Eu ainda tenho muitas amarras, tenho certeza de que Cristiana tem muito para me ensinar. Sua crônica se aprofunda numa questão polêmica, a nudez, e suas palavras levam à reflexão

A frase que abre esse texto, que se trata dum comentário duma poetisa que também escreve aqui no Recanto das Letras, Ana Campos, postada ao pé da crônica intitulada A primeira vez de Cristiana, trás a baila, em duas plataformas traduzidas nas palavras Nudez e Reflexão, e em muitas variáveis, a questão que me trás a escrevê-lo. Sobre as quais, no entanto, seria impossível discorrer aqui a respeito de todas, dado ao tempo para leitura, mas que, embutido na narrativa, dissertarei sobre algumas.

Mas antes é preciso uma pausa para dizer que aquela cancela na entrada do lugar e nem mesmo o disposto no site onde se exibe as instalações do espaço, que mede mais de 80 mil metros quadrados, foram capaz de me dar a mínima noção do que eu, e minha esposa – que meio que a contragosto me acompanhou, encontraríamos ali dentro. Eu adoto a Filosofia há mais de 15 anos. Ela, no entanto, não assimila o que mais tem embutido na cultura além do ato da nudez. Nudez que, inclusive, neste lugar, não é obrigatória.

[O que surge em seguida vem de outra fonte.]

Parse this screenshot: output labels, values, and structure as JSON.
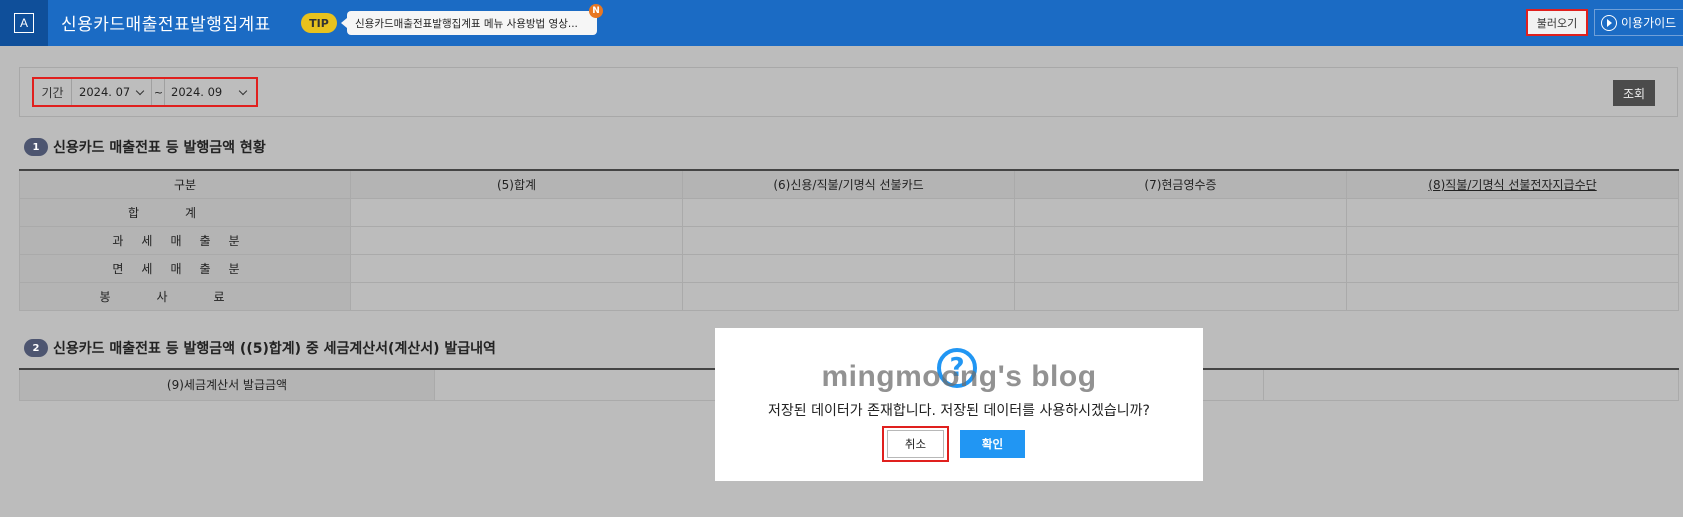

Não sem destacar o esforço, que não seria exagero algum classificar de descomunal, de dois homens, seu fundador, o desbravador Waldo Andrade (canga amarela) este que, segundo o próprio, abraçou a proposta por sugestão do naturista pioneiro e implementador da praia naturista de Massarandupió, Miguel Gama, e logo em seguida, do bravo Samir Said (canga azul), com suas respectivas companheiras, moradores que, antes do empreendimento, acreditando na acertada proposta de oportunizar às famílias baianas carentes de qualidade de vida e que não permitem que certas amarras lhe tolham deste prazer, ou que não vivem de braços dados com a hipocrisia, criaram ali um pedaço de paraíso, enfrentando o desafio absolutamente sozinhos, preciso dizer que meio que despreparado, ao destampar na clareira – esta, como que em confirmação da aquiescência da Natureza sobre a proposta, posto que fora aberta naturalmente, sem mão humana, recebi uma baforada de vida limpa que me entrou narinas adentro.

Meio que extasiado e sem dar muita atenção para a infra-estrutura lá implantada, fui tirado do carro e posto na cadeira-de-rodas. Ainda tentando me recompor do que não dá para definir com meras palavras lugar tão paradisíaco, e recebendo e dando beijo pra dedéu, tanto nas mulheres quanto nos homens, não conseguia bater os olhos, vidrados que estavam, só não percebendo quem não quis, enquanto imaginava como não seria viver num lugar assim. E quando me dei conta estava, depois do café, e de tomar uma, com cadeira-de-rodas e tudo fazendo trilha. Por onde havia caminho aberto, estes que medem uns dois metros de largura, lá estávamos nós. Acompanhados que éramos do Waldo e do Samir, conhecemos a menor "praia" do mundo – onde se pode ainda beber água, direta e despreocupadamente, duma bica natural. "Praia" que não descreverei aqui de propósito. Posto que o bom é estar lá. E não conhecê-la por imaginação.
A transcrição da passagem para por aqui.